La Maison enchantée

Félicien Rops, Celle qui fait celle qui lit Musset, héliogravure, 1879

Agathe Sanjuan,
La Maison enchantée, 352 pages
Les Éditions Aux forges de Vulcain, 2022, Bussy-Saint-Martin 77600
20 euros – ISBN : 9-78237305-12-16

Ce joli roman, qui semble spécialement fait pour les amateurs d’estampes, raconte l’histoire d’une collectionneuse. Mais il ne s’agit pas de rencontres amoureuses, en tout cas pas au sens rohmérien du terme. Séduite par une image de Félicien Rops (« Celle qui fait celle qui lit Musset »), la jeune Zoé s’interroge sur les motivations des collectionneurs de toutes sortes.

De fil en aiguille, l’auteure décrit d’une plume généreuse une collection fantasmatique « totale », dont certains pourraient rêver. Zoé cependant connaît ses limites, ses moyens la contraignant à se contenter de l’estampe, ce qui n’est tout de même pas si mal et est pour elle l’occasion de découvrir les richesses presque infinies de ce médium. Après quelques détours, le plaisir d’une eau-forte pleine d’esprit de Jean-Jacques de Boissieu, « Les Grands Charlatans », c’est la contemplation d’une des plus mystérieuses estampes de Rodolphe Bresdin qui met le comble à la satisfaction de Zoé, lui insufflant les développements oniriques les plus complexes. Voilà un bel hommage à Chien-Caillou, joliment écrit.

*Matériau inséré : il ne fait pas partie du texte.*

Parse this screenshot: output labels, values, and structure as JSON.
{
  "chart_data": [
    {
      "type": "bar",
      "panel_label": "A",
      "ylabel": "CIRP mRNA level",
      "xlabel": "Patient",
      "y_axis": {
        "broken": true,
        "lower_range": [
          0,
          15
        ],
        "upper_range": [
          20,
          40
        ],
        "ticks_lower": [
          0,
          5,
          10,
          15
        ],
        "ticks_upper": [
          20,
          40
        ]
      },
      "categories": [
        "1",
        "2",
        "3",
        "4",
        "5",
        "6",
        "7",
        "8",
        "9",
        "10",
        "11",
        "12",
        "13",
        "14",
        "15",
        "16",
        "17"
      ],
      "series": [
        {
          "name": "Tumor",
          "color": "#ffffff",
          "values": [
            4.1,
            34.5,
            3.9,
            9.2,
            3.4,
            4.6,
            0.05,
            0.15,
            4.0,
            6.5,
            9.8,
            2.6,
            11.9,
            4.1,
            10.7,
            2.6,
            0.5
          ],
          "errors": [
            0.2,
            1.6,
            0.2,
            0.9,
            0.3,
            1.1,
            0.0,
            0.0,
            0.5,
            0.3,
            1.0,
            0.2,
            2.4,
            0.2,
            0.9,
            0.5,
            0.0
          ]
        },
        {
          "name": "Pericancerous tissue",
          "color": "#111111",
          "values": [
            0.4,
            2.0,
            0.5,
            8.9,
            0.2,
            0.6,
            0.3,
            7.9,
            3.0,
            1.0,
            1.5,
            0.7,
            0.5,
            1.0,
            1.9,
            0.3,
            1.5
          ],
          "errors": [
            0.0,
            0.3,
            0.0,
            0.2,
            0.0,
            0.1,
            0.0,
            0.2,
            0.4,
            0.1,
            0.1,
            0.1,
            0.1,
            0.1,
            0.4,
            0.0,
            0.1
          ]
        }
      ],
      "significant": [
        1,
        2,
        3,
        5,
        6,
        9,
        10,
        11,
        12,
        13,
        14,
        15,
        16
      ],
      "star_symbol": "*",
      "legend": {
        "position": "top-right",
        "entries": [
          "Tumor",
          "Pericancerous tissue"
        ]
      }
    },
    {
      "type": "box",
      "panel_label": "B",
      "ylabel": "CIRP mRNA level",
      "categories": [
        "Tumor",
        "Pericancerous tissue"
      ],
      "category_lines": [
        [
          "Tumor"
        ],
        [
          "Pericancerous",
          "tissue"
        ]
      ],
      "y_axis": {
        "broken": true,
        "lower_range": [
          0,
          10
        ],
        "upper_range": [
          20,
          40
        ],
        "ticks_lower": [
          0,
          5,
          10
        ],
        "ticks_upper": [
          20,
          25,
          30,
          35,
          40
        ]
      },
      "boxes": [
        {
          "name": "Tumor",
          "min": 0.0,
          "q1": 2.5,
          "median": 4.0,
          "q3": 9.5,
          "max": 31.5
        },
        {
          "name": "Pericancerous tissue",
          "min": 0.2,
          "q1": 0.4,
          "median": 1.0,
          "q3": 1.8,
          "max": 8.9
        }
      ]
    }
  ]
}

Jean-Jacques de Boissieu, Les Grands Charlatans, d’après Karel Dujardin,
eau-forte et pointe sèche, 1772

Je laisse au lecteur le plaisir de découvrir de quelle œuvre de Bresdin il s’agit. Même s’il n’a pas bien saisi le titre du livre, il n’aura pas trop de mal à le découvrir, Agathe Sanjuan dévoilant en fin de volume – faut-il le regretter ? – toutes les solutions aux quelques mystères de son roman.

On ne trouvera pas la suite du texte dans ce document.